RALEIGH, N.C. (WNCN) – From pandemic to endemic.
In other words, a disease that no longer has an end in sight.
“It’s much more likely now that this virus is going to be endemic. And I think we’re going to be dealing with this for not another few months or maybe another few years it might just be forever,” said Dr. Paul Cook, East Carolina University professor of Medicine and Chief of the Division of Infectious Diseases.
The problem is not just with countries like the United States where some are choosing to not get vaccinated against COVID-19.
It’s also about availability as some nations remain below 5- and even 2-percent vaccinated. That leads to highly contagious variants like delta and potentially more just like it to come.
“It’s not something that people like to hear but basically we’ve got a short time limit in order to get this done right and I think we’re losing the battle right now and this delta variant is proving how difficult this is going to be,” Cook said.
That includes smallpox, polio, and a 1989 measles outbreak at ECU.

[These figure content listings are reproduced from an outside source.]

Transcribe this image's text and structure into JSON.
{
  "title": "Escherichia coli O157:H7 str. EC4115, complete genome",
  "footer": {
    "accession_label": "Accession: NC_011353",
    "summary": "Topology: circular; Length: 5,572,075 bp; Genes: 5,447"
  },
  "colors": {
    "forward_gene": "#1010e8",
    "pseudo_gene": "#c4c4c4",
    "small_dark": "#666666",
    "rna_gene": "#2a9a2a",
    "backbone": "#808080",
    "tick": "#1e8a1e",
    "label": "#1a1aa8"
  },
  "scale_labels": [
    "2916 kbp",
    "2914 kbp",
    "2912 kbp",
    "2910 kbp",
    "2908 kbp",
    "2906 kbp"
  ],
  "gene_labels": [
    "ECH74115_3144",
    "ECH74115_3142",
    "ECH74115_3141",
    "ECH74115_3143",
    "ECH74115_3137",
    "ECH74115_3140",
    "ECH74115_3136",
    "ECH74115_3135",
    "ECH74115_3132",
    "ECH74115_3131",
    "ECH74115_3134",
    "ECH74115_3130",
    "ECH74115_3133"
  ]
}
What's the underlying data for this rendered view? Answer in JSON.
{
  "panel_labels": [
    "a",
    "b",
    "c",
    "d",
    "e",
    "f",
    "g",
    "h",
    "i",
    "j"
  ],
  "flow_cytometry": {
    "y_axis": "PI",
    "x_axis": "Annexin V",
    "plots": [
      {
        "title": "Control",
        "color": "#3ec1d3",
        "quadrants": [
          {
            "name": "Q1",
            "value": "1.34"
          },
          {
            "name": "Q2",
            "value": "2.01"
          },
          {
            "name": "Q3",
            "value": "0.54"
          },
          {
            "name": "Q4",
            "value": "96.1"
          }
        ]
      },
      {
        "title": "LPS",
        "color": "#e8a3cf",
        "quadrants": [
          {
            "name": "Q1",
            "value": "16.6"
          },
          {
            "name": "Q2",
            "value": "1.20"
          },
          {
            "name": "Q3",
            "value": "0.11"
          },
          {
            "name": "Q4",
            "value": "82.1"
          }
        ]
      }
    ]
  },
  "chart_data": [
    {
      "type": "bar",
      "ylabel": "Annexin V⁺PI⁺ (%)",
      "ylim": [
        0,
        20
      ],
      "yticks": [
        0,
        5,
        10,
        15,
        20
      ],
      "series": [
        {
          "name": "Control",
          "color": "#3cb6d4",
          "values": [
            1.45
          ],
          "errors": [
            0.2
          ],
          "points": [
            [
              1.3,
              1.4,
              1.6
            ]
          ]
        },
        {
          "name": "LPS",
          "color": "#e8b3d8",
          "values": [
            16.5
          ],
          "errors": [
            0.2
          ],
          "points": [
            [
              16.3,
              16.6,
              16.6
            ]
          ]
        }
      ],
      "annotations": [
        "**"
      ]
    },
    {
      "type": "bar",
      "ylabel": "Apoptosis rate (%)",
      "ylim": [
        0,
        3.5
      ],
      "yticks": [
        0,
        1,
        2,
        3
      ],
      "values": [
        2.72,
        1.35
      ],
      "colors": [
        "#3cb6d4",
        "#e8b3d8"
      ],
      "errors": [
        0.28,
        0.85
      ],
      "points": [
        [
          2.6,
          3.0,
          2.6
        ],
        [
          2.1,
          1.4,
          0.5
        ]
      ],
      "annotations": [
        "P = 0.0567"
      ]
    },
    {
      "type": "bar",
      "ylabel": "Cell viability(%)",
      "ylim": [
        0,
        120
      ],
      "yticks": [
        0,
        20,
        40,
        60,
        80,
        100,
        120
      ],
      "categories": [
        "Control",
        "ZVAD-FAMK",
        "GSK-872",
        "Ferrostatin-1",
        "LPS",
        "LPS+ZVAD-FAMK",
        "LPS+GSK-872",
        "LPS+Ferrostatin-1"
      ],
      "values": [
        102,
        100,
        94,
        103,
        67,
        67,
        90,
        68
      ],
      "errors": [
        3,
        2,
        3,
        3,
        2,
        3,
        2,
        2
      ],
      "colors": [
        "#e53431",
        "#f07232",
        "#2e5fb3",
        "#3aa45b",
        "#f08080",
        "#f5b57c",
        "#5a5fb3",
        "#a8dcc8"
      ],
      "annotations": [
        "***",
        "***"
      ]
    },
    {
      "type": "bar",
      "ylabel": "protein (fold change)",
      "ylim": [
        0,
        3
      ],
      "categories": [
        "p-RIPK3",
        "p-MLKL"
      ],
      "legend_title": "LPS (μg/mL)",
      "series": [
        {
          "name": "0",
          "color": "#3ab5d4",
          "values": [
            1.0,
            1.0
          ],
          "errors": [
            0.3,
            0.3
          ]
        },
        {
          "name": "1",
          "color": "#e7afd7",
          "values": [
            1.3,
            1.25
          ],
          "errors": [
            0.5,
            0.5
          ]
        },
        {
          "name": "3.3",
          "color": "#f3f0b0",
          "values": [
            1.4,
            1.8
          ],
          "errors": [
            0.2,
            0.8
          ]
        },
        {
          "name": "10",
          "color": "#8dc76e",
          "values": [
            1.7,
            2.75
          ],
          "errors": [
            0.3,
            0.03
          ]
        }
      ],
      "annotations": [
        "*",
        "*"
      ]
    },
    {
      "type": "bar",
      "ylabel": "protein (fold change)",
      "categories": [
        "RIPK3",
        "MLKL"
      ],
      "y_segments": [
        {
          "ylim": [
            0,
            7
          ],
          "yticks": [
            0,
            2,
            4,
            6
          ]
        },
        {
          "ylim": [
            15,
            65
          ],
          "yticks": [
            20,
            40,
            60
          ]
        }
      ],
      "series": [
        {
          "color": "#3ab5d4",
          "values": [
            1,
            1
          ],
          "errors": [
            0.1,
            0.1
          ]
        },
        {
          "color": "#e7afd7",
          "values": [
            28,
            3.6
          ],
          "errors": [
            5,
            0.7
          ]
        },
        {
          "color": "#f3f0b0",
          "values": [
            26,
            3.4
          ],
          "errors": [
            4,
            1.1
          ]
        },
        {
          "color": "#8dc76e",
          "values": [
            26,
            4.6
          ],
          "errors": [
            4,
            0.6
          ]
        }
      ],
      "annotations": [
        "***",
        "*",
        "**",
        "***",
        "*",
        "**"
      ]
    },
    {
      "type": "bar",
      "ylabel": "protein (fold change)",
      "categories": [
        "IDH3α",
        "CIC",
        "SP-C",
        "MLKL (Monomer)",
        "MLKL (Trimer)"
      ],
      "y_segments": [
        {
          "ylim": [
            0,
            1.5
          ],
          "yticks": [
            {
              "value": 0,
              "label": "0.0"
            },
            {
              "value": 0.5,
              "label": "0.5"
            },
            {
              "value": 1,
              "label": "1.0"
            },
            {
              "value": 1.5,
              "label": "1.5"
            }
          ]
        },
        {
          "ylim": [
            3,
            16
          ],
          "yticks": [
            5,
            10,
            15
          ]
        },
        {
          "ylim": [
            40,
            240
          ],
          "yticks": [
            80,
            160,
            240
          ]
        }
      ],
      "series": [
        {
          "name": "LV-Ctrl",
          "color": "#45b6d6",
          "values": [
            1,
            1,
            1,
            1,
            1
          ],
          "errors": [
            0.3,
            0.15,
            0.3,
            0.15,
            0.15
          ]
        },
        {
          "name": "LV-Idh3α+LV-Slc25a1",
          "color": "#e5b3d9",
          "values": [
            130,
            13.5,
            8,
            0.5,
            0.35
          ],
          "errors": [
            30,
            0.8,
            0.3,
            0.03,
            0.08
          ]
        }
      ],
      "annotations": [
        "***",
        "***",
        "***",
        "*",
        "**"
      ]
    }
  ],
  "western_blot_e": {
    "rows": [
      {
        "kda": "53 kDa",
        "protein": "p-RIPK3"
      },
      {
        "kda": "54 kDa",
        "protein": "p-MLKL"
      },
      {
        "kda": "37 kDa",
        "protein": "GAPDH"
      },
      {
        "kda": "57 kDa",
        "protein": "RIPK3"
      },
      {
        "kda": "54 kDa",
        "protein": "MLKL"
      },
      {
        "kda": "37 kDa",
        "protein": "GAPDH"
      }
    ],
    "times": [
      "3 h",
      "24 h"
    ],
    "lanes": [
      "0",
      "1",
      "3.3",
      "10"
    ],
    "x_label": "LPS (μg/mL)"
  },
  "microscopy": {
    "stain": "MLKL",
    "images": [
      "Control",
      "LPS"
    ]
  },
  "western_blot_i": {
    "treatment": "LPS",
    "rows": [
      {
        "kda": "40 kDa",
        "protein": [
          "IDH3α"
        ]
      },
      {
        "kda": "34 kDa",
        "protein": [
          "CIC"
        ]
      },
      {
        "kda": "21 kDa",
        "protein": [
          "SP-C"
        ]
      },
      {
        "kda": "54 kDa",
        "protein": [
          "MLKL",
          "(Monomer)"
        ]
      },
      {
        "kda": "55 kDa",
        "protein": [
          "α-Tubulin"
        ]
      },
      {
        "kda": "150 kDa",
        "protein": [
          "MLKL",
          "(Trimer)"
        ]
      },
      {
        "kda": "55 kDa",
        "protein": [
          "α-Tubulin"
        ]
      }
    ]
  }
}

“That year the state basically said you get a measles vaccine or you don’t go to school. Period. And it’s been that way ever since. If you’re in the armed services you get vaccines whether you like it or not,” he said.
But, with a disease that has killed 612,000 Americans and nearly 4 million worldwide, the same sort of mandate is largely non-existent.
So Cook says mask mandates to keep kids in school, social distancing, and working from home should be considered for the long term.
Boosters maybe what we need to stay out of the hospital.
“And I think certain individuals, older individuals, immunocompromised individuals are likely to get boosters. Now whether that happens once or a year or how that happens I don’t know,” said Cook.